Mais uma Semana da Família do século XXI. Mais um Dia dos Pais. Pais e famílias que pensam dez vezes mais antes de optar pela geração de filhos. Pais e famílias que preferem a adoção de pets à responsabilidade de gerar ou criar uma criança, mesmo que esta já esteja disponível nas gôndolas de creches ou orfanatos. As baias e raias do mundo animal são mais atraentes e menos trabalhosas do que dar escola, vestimentas, alimentação e teto a um semelhante sem certificado de conduta, respeito, gratidão futura. O cão ladra, o gato arranha, mas não reclamam direitos. Nem possuem deveres.
Mesmo assim, me preocupo. O que será das gerações futuras, quando o que hoje temos são pais e mães constituindo famílias que ladram e miam, que dispensam preocupações morais, psicológicas, culturais, que só reclamam com o olhar carente de cuidados, mas não proclamam seus ais e gemidos recalcados? O que será desses herdeiros sem herança, sem continuidade genética? Ou já existem testamentos que legitimem a sucessão de bens e patrimônios para nossos animais de estimação? Já pensou no absurdo de uma situação empresarial gerida por um CEO legitimamente empossado pelo direito de herança que sua condição de “filho ou filha” transfere a um simples pet. Ou pela possibilidade de algum louco “registrar” seus animais com o sobrenome da família? Exageros à parte, voltemos à realidade.
A dignidade humana não se iguala à vida animal. Apesar disso, o vazio que se observa na constituição familiar de nossos dias está invertendo muitos valores. Muitos de nossos estimados companheiros de jornada existencial, destituídos de suas condições racionais, estão sendo tratados e alimentados com mais dignidade que grande maioria dos nossos semelhantes. Conhecemos bem essa situação. Refletir sobre ela é quase um suicídio social, pois serão muitas as vozes contrárias a qualquer argumentação mais moderada. Pais e famílias do século XXI expandem suas afetividades com uma grave distorção paterno-maternal totalmente fora do conceito familiar. Até onde irá essa nova geração multirracial? Ou multirracional? Ou irracional mesmo?

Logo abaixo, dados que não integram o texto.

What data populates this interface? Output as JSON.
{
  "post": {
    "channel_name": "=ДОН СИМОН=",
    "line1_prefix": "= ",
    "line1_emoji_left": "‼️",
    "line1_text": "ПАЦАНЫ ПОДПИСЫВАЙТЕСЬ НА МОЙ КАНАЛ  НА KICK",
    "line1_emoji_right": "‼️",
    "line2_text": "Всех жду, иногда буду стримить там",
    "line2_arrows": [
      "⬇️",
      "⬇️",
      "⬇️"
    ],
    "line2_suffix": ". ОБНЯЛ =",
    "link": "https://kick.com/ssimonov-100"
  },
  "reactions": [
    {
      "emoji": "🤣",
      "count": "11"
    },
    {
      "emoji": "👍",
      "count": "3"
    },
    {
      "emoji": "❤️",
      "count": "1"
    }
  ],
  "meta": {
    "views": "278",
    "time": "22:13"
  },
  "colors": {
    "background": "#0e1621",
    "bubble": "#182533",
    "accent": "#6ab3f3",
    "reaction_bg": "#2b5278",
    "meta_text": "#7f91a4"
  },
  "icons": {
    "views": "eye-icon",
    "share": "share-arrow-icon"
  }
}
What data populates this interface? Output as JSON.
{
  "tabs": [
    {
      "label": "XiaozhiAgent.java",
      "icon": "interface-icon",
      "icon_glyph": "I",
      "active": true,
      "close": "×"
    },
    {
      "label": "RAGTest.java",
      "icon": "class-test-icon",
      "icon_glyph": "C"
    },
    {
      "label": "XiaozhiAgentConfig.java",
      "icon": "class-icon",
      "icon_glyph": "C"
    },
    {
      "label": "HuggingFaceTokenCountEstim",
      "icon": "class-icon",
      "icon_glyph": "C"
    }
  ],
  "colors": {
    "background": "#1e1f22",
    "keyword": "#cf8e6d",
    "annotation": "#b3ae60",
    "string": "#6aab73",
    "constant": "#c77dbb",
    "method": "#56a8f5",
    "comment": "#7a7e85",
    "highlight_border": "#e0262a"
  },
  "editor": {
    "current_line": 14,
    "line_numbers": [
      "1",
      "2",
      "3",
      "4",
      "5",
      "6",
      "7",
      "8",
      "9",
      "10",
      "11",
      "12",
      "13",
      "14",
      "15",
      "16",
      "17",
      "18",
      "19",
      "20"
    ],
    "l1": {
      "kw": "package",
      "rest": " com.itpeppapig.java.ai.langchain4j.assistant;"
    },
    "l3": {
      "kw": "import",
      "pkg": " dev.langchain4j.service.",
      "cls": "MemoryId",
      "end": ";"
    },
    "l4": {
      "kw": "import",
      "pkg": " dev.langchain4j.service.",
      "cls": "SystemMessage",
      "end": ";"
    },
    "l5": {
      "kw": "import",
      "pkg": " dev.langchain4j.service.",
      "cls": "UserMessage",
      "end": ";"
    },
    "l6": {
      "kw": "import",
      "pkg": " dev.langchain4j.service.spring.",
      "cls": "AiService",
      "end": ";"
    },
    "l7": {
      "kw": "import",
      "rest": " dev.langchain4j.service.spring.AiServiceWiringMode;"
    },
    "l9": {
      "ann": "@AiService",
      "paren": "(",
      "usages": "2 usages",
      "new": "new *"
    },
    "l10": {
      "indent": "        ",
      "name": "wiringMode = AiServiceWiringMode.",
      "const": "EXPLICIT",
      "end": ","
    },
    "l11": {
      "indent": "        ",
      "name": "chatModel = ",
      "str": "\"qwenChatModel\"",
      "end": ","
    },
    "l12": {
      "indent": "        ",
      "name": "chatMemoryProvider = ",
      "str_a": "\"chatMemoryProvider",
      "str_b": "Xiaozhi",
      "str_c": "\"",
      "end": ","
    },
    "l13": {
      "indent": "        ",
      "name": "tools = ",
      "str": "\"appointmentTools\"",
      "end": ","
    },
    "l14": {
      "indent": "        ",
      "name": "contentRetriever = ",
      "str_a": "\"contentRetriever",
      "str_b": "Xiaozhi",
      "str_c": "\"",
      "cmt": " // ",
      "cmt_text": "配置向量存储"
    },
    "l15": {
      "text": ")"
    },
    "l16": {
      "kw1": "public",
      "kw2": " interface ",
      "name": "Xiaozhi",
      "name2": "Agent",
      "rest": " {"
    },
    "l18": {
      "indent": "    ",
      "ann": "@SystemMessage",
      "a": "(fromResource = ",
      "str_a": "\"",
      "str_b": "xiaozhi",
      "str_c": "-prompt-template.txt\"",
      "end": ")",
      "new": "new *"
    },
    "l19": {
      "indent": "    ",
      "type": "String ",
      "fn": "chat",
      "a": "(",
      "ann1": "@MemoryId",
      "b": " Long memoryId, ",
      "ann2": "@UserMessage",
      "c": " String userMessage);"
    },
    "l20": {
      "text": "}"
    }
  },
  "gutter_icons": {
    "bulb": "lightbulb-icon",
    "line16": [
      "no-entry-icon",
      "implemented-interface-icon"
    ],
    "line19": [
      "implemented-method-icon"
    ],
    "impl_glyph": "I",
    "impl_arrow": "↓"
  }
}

Precisamos dosar nossos impulsos afetivos. Criar e adotar animais sempre foi e sempre será uma virtude civilizatória e até digna de louvores. Mas fazer destes os substitutos de filhos e filhas apenas por questões de conforto, conveniência patrimonial ou mesmo incerteza quanto às frustrações na responsabilidade de educar e ou manter certa linhagem moral, intelectual, religiosa… convenhamos! – é o cúmulo das nossas cegueiras e vaidades pessoais. Chamar um cão de filho é pior que ignorar uma criança abandonada nesse mundo cão. Pagaremos caro por essa inversão de parâmetros familiares. Um igual não pode ser diferente na sua dignidade, inferior no trato de respeito a seus direitos que chamamos acertadamente como humanos. Um igual é sangue nosso, herdeiro que clama e merece prioritariamente seus afetos, seu carinho, seu amor…
Falei mais do que devia. Alguém já foi bem mais corajoso e objetivo. “Não vim trazer a paz, mas a divisão”, disse Jesus. A geração dos nossos dias já não se reconhece como família. A doutrina coloca as relações familiares no seu devido eixo, mas constata: “Pois, daqui em diante, numa família de cinco pessoas, três ficarão divididas contra duas e duas contra três” (Lc 12,52). Enquanto isso, uma igreja ao lado de minha casa, colocou um sistema de alarme com o som de vários cães a latirem. Seus vigias já não mais são os anjos; nem reais são… Cuidado, os cães estão soltos. E eu aqui, gastando meu latim!